Speaking with Kimberly Garza, project manager for Quadriga Landscape Architecture and Planning, can be intimidating if you let it. She holds degrees from Harvard and the University of California, Berkeley, is co-founder of her own design and research company ATLAS, and phrases like “tactical urbanism,” roll off her tongue with ease.
Garza’s intelligence is obvious but she also immediately projects her passion to improve Sacramento through design, and her willingness to connect with people. She has previously worked for major architecture firms in places with more notoriety including San Francisco and Boston, but has decided to return to the city she grew up in to make a difference. Traditional ideas of climbing the corporate ladder be damned.
“I’ve always had these stepping stone goals – Berkeley, Harvard, major firm, my own practice – but now that has become just the desire to create spaces people want to be in,” Garza said. She has designed everything from private homes to community master plans, won major competitions including the International Sacramento Capitol Mall design competition, and tested her tactical urbanism chops by creating temporary spaces that have attracted the imagination of city dwellers where she previously lived and worked.
Now enter PORTAL, Garza’s latest project in partnership with the Capitol Area Development Authority, Quadriga, and Tre Borden, a Sacramento communicator and connector. PORTAL is a temporary art installation in the form of a steel-framed arch covered in LED lights near the Ice Blocks development between 17th and 18th streets. The creation has been a magnet for the community, with groups hosting yoga sessions, performances, lectures and more at the site.

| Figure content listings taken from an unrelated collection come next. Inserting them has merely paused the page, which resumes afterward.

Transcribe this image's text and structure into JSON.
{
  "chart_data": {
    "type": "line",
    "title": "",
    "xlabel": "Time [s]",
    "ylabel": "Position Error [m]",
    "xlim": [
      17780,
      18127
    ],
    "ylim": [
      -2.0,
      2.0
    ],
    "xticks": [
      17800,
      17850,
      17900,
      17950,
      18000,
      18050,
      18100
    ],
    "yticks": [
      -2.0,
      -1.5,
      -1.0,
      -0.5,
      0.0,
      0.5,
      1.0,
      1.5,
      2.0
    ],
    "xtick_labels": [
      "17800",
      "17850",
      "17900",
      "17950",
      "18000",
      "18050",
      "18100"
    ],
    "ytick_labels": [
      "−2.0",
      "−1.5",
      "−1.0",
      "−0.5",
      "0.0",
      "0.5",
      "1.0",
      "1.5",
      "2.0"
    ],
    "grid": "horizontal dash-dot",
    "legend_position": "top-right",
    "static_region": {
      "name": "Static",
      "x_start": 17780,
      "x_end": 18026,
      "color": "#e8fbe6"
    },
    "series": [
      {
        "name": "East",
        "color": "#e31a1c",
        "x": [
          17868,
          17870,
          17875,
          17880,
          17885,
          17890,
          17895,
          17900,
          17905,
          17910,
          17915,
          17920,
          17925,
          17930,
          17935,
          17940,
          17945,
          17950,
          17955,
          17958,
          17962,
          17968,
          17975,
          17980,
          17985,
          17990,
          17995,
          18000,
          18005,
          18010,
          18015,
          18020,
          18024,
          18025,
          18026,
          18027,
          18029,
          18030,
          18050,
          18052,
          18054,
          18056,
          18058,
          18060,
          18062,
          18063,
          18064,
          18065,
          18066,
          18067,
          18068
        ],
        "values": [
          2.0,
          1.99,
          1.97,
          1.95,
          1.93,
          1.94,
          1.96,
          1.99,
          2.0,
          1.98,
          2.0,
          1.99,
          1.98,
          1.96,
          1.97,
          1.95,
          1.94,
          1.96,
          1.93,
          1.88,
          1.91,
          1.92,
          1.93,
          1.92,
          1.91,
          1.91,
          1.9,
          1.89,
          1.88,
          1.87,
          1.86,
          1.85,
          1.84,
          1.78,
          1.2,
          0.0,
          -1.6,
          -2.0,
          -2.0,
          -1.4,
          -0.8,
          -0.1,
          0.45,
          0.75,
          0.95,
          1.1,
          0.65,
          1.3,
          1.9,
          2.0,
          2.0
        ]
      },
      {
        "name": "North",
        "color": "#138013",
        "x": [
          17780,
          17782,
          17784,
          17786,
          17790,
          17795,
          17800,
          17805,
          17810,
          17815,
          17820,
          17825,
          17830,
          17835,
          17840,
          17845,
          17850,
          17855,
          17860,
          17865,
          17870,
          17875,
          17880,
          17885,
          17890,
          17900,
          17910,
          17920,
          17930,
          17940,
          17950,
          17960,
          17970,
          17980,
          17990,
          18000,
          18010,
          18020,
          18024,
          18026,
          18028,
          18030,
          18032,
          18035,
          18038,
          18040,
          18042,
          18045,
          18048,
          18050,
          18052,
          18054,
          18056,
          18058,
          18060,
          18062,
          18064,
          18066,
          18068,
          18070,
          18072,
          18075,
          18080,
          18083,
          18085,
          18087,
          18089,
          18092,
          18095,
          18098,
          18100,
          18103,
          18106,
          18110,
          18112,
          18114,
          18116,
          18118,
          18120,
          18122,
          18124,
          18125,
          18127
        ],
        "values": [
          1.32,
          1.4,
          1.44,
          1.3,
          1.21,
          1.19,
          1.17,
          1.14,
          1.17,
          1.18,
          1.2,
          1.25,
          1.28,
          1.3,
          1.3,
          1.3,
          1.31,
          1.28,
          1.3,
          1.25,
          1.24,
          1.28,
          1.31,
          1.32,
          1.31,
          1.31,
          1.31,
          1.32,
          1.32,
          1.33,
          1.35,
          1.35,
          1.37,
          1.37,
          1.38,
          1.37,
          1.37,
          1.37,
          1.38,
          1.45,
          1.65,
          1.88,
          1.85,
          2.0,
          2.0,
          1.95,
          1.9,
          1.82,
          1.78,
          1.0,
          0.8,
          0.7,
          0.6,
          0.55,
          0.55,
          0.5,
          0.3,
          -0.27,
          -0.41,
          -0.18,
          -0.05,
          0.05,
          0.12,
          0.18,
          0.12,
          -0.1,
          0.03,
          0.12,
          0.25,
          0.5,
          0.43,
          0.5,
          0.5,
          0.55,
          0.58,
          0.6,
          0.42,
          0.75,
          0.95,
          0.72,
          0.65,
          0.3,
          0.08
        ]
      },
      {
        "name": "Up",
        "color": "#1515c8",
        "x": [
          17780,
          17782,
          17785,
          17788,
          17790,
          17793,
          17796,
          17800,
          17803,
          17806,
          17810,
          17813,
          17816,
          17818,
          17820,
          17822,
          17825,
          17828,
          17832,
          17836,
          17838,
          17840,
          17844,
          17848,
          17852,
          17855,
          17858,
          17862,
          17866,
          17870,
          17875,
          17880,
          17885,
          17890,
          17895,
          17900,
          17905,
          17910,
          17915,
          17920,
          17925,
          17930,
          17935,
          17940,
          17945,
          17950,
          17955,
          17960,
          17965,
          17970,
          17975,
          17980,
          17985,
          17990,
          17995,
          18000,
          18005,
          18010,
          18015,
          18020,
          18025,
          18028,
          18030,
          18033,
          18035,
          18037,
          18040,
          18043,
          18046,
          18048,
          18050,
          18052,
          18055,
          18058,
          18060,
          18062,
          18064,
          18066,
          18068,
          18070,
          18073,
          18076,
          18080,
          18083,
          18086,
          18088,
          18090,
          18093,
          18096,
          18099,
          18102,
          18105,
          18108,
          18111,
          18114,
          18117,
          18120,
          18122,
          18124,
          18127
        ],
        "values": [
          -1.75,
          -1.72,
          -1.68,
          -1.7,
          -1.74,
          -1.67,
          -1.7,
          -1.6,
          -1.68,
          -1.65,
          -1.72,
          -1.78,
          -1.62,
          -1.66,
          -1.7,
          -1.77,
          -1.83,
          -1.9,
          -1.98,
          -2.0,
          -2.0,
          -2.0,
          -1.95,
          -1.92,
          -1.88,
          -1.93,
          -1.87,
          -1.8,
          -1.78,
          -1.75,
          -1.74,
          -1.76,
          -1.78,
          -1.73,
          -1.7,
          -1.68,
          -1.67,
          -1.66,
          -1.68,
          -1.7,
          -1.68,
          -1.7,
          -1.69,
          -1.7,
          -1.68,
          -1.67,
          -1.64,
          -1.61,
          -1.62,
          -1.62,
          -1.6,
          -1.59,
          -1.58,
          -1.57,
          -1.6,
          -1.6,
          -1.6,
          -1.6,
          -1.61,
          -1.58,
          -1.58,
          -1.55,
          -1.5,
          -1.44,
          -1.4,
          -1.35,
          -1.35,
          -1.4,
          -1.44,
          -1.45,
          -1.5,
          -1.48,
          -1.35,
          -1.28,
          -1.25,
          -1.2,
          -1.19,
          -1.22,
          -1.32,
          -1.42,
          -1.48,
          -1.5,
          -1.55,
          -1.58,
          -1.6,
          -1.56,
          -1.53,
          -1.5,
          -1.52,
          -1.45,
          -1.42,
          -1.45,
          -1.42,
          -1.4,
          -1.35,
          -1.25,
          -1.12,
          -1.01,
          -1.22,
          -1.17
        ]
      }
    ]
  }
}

For Garza, her idea for the PORTAL was to inspire people to reach out and make connections. To put in a low-cost installation where ideas could be tested, to see what the community is interested in, if they would support causes and events in the space.
By any measure it has been a resounding success, attracting a diverse array of organizations and people to a place that otherwise would sit vacant until redevelopment was complete.
“Everywhere is an opportunity to do something. It just takes someone to draw up the idea and get it moving,” Garza said. “PORTAL is a call to action.”
Metro EDGE’s 916 block party will be the art installation’s last hurrah on R Street before moving to TBD Fest for the weekend. Plans for the piece after that are being developed but Garza can’t wait to continue improving downtown and beyond by activating dormant spaces.
Where others see alleyways, vacant lots, and seas of concrete, she sees parklets, pop-up parks and gathering spaces
“I want to make incisions into Sacramento’s urban fabric,” said Garza. Using PORTAL as an example, she’s well on her way.